6
Lor-inc
17d

Generic arguments can't be cast. List<Dog> can't be cast to List<Animal>, because any methods that take Dog as an argument would suddenly have to work with an Animal (same works the other way round with return values).

But there are many situations where this would be okay. For instance, a Date can be cast to a String, so if we know that no method directly or indirectly accessible from a ListView<T> (including accessible property and field setters) will ever take an argument of type T, then ListView<Date> can be cast to a ListView<String>. Conversely, if we know that methods of StreamWriter will only ever take arguments of the generic type and interact in ways that don't change the object, then we can safely cast a StreamWriter<String> to a StreamWriter<Date>.

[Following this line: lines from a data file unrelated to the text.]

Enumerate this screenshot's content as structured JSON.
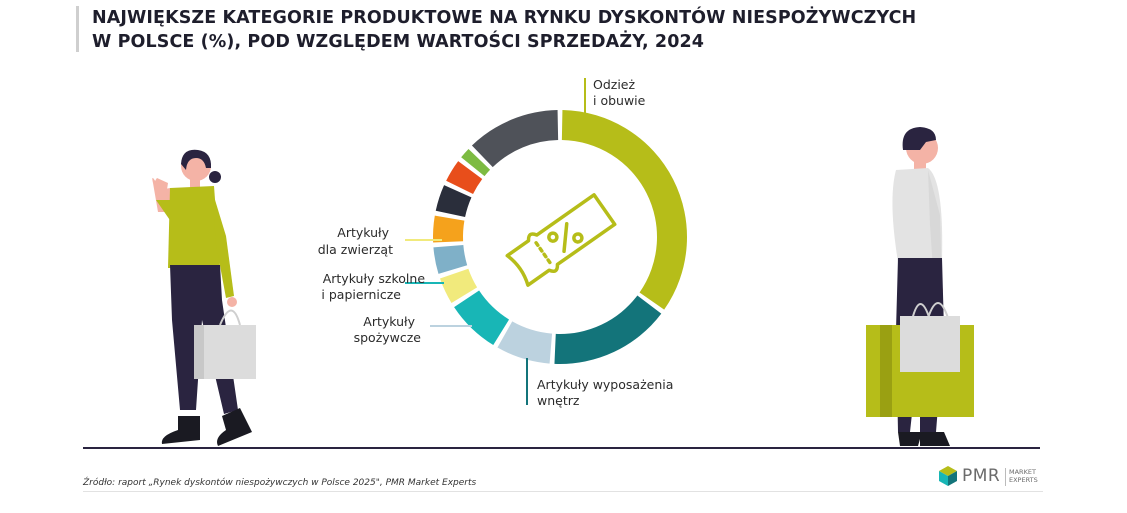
{
  "title_lines": [
    "NAJWIĘKSZE KATEGORIE PRODUKTOWE NA RYNKU DYSKONTÓW NIESPOŻYWCZYCH",
    "W POLSCE (%), POD WZGLĘDEM WARTOŚCI SPRZEDAŻY, 2024"
  ],
  "chart_data": {
    "type": "pie",
    "donut": true,
    "slices": [
      {
        "label_lines": [
          "Odzież",
          "i obuwie"
        ],
        "value": 35,
        "color": "#b6bd19"
      },
      {
        "label_lines": [
          "Artykuły wyposażenia",
          "wnętrz"
        ],
        "value": 16,
        "color": "#13747a"
      },
      {
        "label_lines": [
          "Artykuły",
          "spożywcze"
        ],
        "value": 7.5,
        "color": "#bcd2df"
      },
      {
        "label_lines": [
          "Artykuły szkolne",
          "i papiernicze"
        ],
        "value": 7.5,
        "color": "#18b6b6"
      },
      {
        "label_lines": [
          "Artykuły",
          "dla zwierząt"
        ],
        "value": 4,
        "color": "#f1ea7c"
      },
      {
        "label_lines": [],
        "value": 4,
        "color": "#7fb0c8"
      },
      {
        "label_lines": [],
        "value": 4,
        "color": "#f5a21c"
      },
      {
        "label_lines": [],
        "value": 4,
        "color": "#2a2e3b"
      },
      {
        "label_lines": [],
        "value": 3.5,
        "color": "#e84e1b"
      },
      {
        "label_lines": [],
        "value": 2,
        "color": "#7dbb42"
      },
      {
        "label_lines": [],
        "value": 12.5,
        "color": "#4f5259"
      }
    ],
    "center_icon": "percent-tag-icon"
  },
  "source": "Źródło: raport „Rynek dyskontów niespożywczych w Polsce 2025\", PMR Market Experts",
  "logo": {
    "name": "PMR",
    "sub_lines": [
      "MARKET",
      "EXPERTS"
    ]
  }
}
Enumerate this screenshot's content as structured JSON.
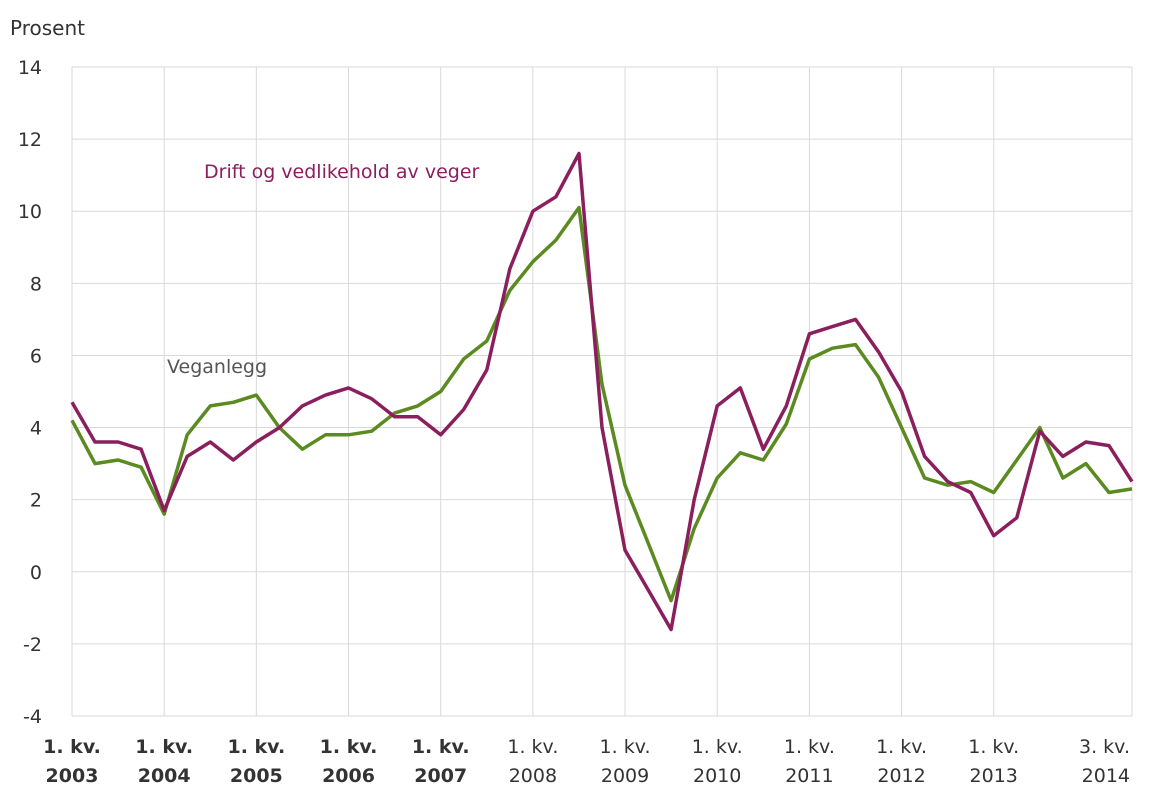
{
  "chart_data": {
    "type": "line",
    "ylabel": "Prosent",
    "ylim": [
      -4,
      14
    ],
    "yticks": [
      -4,
      -2,
      0,
      2,
      4,
      6,
      8,
      10,
      12,
      14
    ],
    "grid": true,
    "xtick_labels": [
      {
        "line1": "1. kv.",
        "line2": "2003",
        "bold": true
      },
      {
        "line1": "1. kv.",
        "line2": "2004",
        "bold": true
      },
      {
        "line1": "1. kv.",
        "line2": "2005",
        "bold": true
      },
      {
        "line1": "1. kv.",
        "line2": "2006",
        "bold": true
      },
      {
        "line1": "1. kv.",
        "line2": "2007",
        "bold": true
      },
      {
        "line1": "1. kv.",
        "line2": "2008",
        "bold": false
      },
      {
        "line1": "1. kv.",
        "line2": "2009",
        "bold": false
      },
      {
        "line1": "1. kv.",
        "line2": "2010",
        "bold": false
      },
      {
        "line1": "1. kv.",
        "line2": "2011",
        "bold": false
      },
      {
        "line1": "1. kv.",
        "line2": "2012",
        "bold": false
      },
      {
        "line1": "1. kv.",
        "line2": "2013",
        "bold": false
      },
      {
        "line1": "3. kv.",
        "line2": "2014",
        "bold": false
      }
    ],
    "series": [
      {
        "name": "Drift og vedlikehold av veger",
        "color": "#8b1f5e",
        "values": [
          4.7,
          3.6,
          3.6,
          3.4,
          1.7,
          3.2,
          3.6,
          3.1,
          3.6,
          4.0,
          4.6,
          4.9,
          5.1,
          4.8,
          4.3,
          4.3,
          3.8,
          4.5,
          5.6,
          8.4,
          10.0,
          10.4,
          11.6,
          4.0,
          0.6,
          -0.5,
          -1.6,
          2.0,
          4.6,
          5.1,
          3.4,
          4.6,
          6.6,
          6.8,
          7.0,
          6.1,
          5.0,
          3.2,
          2.5,
          2.2,
          1.0,
          1.5,
          3.9,
          3.2,
          3.6,
          3.5,
          2.5
        ]
      },
      {
        "name": "Veganlegg",
        "color": "#5b8a21",
        "values": [
          4.2,
          3.0,
          3.1,
          2.9,
          1.6,
          3.8,
          4.6,
          4.7,
          4.9,
          4.0,
          3.4,
          3.8,
          3.8,
          3.9,
          4.4,
          4.6,
          5.0,
          5.9,
          6.4,
          7.8,
          8.6,
          9.2,
          10.1,
          5.2,
          2.4,
          0.8,
          -0.8,
          1.2,
          2.6,
          3.3,
          3.1,
          4.1,
          5.9,
          6.2,
          6.3,
          5.4,
          4.0,
          2.6,
          2.4,
          2.5,
          2.2,
          3.1,
          4.0,
          2.6,
          3.0,
          2.2,
          2.3
        ]
      }
    ]
  }
}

There could be a pair of generic constraints signifying that the type only crosses the interface boundary in one direction. I think this would be an interesting feature, but I don't know any strict type system that allows it. What do you think?

Comments
  • 4
    As those types are just meta - doesn't the need to cast it later mean you designed the meta wrong?
  • 2
    But List<Animal> can accept Dog. That's the OOP way and it's just shifting your definition from the data structure (in this case the list) to the function
  • 6
    What you want is structural typical and a hindley-milner type system with implicit eta-conversion support.
  • 1
    Afaik a Date cannot be cast to String :) you can call toString(), yes, but not cast it

    last I checked String is not extendable.
  • 1
    @netikras It was just an example.
  • 1
    @SortOfTested That's a lot of keywords, thanks!
  • 0
    @hubiruchi Yes, but if you have a list of dogs, you can't pass them to a method that expects a read-only list of animals.
  • 0
    @hubiruchi But you don't have a list of Animals, you know for a fact that it should only contain Dogs, and you don't want to downcast everytime you access it.
  • 1
    Oh god, this is giving me flashbacks to school learning about variants, invariants and contravariants
  • 1
    @Lor-inc yeah that's annoying
  • 2
    @Lor-inc
    I'm very much "lead the horse to water" 😘
  • 1
    @alexbrooklyn I sincerely hope that uni won't make me dislike the topic, because this is among my favourite topics in IT.
  • 3
    assuming you are speaking of java:
    I had this problem a few days ago and it's possible to still implement such generics by using a type parameter. so, for example, you can have

    public <T extends Animal> List<T> getBestAnimal(List<T> animals){
    animals.sort(Comparator.comparingInt(animal::getGoodnessScore));
    return animals;
    }

    this can then be called implicitly, e.g.:
    getBestAnimal (new ArrayList<Dog>());
  • 1
    @writeascript what I got upset with there was that even for interfaces, your write<T extends interface> even though you usually implement an interface, not extend it.
  • 2
    Kotlin has in/out modifiers just for that.
    https://kotlinlang.org/docs/...
  • 3
    @writeascript you do extend an interface when you define a more concrete contract layer, based on that interface. And it fits the bill here too -- with generics you do nothing but define a contract
  • 1
    @SortOfTested I'm having trouble seeing how the eta-conversion applies here. Do you mean extensional equality of functions instead? I.e. something along the lines of
    A x = B x -> A = B
  • 2
    @RememberMe
    Moreso suggesting ideas that will drive away from the current ask to more formalized methods that already accomplish similar things.

    My assumption without drowning the thread is that he would want to be able to infer that if something can indirectly become something else required by a function, that the reduction should become implicit. However that happens.
  • 0
    @SortOfTested My ask is that if something can become something else than a consumer of the result can become a consumer of the initial, assuming either reference conversion or that the consumer can't change the object.
  • 0
    ... but ia there any reason?

    if Dog can be cast to Animal, then whatever you want to do with the dog as an animal, you can do to ((Animal)dogList[index]), so why would you need to cast the whole list?
  • 1
    @Midnight-shcode Because I would probably have functions that take ListView<Animal> as an argument.
  • 0
    @Lor-inc hmm... there might be a way to overload ListView's implicit casting function?

    but ok, i kinda see your point.
  • 0
    @Midnight-shcode How would that happen? Implicit casts work by specifying an exact type, and it's at best a transitive relationship. You can't define a cast to "ListView<U> where (U)T is defined". Besides, ListView may be stateful so I might not want to cast it (which would result in it getting passed by value)
  • 0
    @Midnight-shcode I'm convinced that this is technically impossible to do in, say, Java, what I'm unsure about is whether the situation can always be avoided, and if so, at what cost. Object-oriented languages are notoriously bad in terms of boilerplate, and limiting something that can be programmatically proven possible doesn't help that.